2. Have an nfs share available and try to add it to /etc/fstab
3. Boot the computer
  
Actual results:
1) The system tries to mount the share while booting, but fails after trying for a while.
2) The share is mounted and available after boot, though, when NetworkManager is brought up later in the boot process.

Expected results:
The long wait and fail does not happen.

Additional info:

Comment 1 Dan Williams 2009-02-07 04:55:41 UTC
Bill: whee! boot order again...  thoughts?
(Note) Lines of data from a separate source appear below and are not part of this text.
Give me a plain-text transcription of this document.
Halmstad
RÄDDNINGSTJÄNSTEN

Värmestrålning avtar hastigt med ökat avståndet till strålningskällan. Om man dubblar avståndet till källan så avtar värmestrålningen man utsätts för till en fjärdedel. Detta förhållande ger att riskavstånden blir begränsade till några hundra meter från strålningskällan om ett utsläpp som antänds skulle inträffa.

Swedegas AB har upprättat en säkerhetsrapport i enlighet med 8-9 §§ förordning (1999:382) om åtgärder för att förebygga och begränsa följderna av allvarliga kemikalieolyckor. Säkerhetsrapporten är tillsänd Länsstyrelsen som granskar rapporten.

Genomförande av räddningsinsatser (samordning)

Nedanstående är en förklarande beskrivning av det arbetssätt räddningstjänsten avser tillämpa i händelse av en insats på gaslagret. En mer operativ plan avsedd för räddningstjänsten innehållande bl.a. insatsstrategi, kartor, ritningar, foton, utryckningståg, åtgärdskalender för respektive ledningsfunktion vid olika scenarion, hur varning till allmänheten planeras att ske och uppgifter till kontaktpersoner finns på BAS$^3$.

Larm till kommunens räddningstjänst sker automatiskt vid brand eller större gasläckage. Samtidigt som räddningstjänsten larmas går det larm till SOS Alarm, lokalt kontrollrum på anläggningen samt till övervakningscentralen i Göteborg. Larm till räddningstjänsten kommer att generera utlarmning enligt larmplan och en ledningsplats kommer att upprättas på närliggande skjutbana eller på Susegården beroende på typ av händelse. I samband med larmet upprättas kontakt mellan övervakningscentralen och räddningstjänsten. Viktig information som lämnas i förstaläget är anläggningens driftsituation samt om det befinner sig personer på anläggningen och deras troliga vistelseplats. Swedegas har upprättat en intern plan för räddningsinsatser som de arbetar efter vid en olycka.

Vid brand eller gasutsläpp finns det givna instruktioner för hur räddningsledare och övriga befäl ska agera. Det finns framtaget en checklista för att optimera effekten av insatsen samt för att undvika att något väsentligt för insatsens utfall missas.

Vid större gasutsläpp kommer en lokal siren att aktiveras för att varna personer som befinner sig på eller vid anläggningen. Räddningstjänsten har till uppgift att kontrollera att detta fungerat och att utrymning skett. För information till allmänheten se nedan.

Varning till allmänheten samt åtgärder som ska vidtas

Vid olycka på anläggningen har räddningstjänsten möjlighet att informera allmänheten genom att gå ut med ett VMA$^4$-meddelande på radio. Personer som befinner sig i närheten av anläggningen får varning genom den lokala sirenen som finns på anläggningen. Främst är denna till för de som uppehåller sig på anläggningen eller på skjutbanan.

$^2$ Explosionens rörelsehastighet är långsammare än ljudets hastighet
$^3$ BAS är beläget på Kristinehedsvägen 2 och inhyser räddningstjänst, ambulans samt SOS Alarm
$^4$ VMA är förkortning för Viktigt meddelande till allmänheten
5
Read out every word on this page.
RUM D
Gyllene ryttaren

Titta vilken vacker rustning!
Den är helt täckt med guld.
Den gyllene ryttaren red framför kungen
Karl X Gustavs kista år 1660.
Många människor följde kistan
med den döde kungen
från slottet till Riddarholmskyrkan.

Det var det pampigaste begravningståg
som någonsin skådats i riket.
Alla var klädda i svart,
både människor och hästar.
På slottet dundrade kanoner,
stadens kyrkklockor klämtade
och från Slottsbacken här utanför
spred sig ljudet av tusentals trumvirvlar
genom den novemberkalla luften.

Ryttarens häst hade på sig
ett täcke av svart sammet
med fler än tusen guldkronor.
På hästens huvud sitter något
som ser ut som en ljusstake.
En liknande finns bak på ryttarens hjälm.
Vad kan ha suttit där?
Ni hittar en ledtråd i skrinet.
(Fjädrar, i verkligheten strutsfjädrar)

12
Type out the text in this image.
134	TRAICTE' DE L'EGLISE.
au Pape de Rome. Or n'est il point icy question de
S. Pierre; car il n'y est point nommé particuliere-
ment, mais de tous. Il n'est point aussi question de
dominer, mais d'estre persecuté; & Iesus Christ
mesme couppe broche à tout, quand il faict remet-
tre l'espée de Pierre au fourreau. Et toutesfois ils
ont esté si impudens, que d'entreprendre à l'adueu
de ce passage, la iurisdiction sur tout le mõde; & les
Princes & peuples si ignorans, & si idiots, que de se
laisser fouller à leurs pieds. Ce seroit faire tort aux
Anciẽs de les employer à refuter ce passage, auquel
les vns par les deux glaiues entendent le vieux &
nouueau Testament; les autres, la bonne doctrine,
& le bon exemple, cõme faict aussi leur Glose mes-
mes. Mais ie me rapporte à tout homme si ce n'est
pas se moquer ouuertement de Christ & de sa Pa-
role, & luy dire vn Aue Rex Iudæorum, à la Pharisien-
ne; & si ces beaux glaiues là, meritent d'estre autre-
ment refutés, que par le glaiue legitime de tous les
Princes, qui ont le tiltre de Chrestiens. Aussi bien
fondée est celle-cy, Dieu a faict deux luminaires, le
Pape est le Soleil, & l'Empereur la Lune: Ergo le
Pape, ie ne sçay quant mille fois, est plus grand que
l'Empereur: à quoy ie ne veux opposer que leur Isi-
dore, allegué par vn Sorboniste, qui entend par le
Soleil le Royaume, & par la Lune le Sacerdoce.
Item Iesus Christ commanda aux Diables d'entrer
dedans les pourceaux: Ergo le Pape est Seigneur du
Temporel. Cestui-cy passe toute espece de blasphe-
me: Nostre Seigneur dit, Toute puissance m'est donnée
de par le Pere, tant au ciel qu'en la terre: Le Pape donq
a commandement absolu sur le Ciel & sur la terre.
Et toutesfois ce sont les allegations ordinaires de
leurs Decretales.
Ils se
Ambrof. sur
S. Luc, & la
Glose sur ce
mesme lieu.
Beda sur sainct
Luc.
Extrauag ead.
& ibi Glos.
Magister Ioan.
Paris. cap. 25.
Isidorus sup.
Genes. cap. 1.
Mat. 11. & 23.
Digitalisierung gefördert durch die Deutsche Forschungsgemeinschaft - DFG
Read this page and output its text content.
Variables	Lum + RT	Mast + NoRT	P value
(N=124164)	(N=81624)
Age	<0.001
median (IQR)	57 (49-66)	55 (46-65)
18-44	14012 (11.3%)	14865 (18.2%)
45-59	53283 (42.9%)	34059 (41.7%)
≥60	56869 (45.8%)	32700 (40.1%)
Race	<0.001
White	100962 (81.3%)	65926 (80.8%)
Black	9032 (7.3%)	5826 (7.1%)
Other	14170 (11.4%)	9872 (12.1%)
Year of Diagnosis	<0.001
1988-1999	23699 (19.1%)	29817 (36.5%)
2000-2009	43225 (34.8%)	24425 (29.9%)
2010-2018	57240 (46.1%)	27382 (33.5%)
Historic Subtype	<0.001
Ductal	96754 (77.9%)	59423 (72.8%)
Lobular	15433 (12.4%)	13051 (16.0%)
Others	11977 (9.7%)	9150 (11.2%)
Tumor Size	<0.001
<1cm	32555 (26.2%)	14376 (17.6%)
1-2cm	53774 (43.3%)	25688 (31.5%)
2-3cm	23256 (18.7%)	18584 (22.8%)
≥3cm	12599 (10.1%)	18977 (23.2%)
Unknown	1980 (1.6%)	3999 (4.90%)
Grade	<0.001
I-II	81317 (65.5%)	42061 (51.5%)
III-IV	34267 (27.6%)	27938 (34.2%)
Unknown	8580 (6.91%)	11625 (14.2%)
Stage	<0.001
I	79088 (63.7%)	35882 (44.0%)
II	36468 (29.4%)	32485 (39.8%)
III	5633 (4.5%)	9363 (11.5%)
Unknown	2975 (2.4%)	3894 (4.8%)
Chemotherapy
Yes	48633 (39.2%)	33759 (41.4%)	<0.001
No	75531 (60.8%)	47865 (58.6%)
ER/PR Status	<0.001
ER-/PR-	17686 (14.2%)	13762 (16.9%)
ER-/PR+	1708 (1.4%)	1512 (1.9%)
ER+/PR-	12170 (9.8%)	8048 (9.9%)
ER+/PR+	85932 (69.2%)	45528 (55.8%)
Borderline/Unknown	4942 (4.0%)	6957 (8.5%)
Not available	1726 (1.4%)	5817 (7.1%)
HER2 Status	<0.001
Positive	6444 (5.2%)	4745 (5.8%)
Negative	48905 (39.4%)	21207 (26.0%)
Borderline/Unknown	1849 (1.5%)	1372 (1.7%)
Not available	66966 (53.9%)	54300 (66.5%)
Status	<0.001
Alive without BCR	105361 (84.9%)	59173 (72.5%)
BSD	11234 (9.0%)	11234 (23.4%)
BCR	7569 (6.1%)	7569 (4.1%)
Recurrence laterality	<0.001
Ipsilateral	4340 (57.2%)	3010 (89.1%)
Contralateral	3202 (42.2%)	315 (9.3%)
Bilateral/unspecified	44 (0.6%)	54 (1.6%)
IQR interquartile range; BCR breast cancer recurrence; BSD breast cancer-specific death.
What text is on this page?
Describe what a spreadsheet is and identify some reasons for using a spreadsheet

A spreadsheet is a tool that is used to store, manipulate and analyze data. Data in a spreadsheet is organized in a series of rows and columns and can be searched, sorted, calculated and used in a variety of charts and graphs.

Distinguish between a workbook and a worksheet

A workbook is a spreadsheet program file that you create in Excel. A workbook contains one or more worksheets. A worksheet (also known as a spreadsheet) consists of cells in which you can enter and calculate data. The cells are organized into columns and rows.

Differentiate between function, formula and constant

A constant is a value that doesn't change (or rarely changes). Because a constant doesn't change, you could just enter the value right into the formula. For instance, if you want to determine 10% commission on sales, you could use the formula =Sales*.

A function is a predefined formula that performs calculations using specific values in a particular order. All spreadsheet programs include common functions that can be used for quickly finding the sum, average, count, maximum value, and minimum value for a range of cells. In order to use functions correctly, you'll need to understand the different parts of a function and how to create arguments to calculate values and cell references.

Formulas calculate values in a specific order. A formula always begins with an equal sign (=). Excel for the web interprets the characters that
Comment 2 Joonas Sarajärvi 2009-02-07 05:42:10 UTC
Eh... for some reason, I wrote the title totally wrong. Of course NM should be running _before_ the shares are mounted, not after. Currently it seems that NM is started only after mounting nfs shares.

Comment 3 Bill Nottingham 2009-02-10 15:32:08 UTC
This is what the netfs NM dispatcher script is for.

Do you have both the network and NetworkManager service enabled?

Comment 4 Joonas Sarajärvi 2009-02-13 06:49:12 UTC
Yes, I do have them both running. The secondary network card is under the traditional network service, because I need to associate the interface with a bridge.

Comment 5 Bill Nottingham 2009-02-13 14:58:54 UTC
OK, this isn't fixable for that case. The netfs script is coded to only start on boot if one of network or NM is already running - since one of them is, it's going to try to mount.

If you were only running NM for all your interfaces, or only running network for all your interfaces, it should work OK as-is.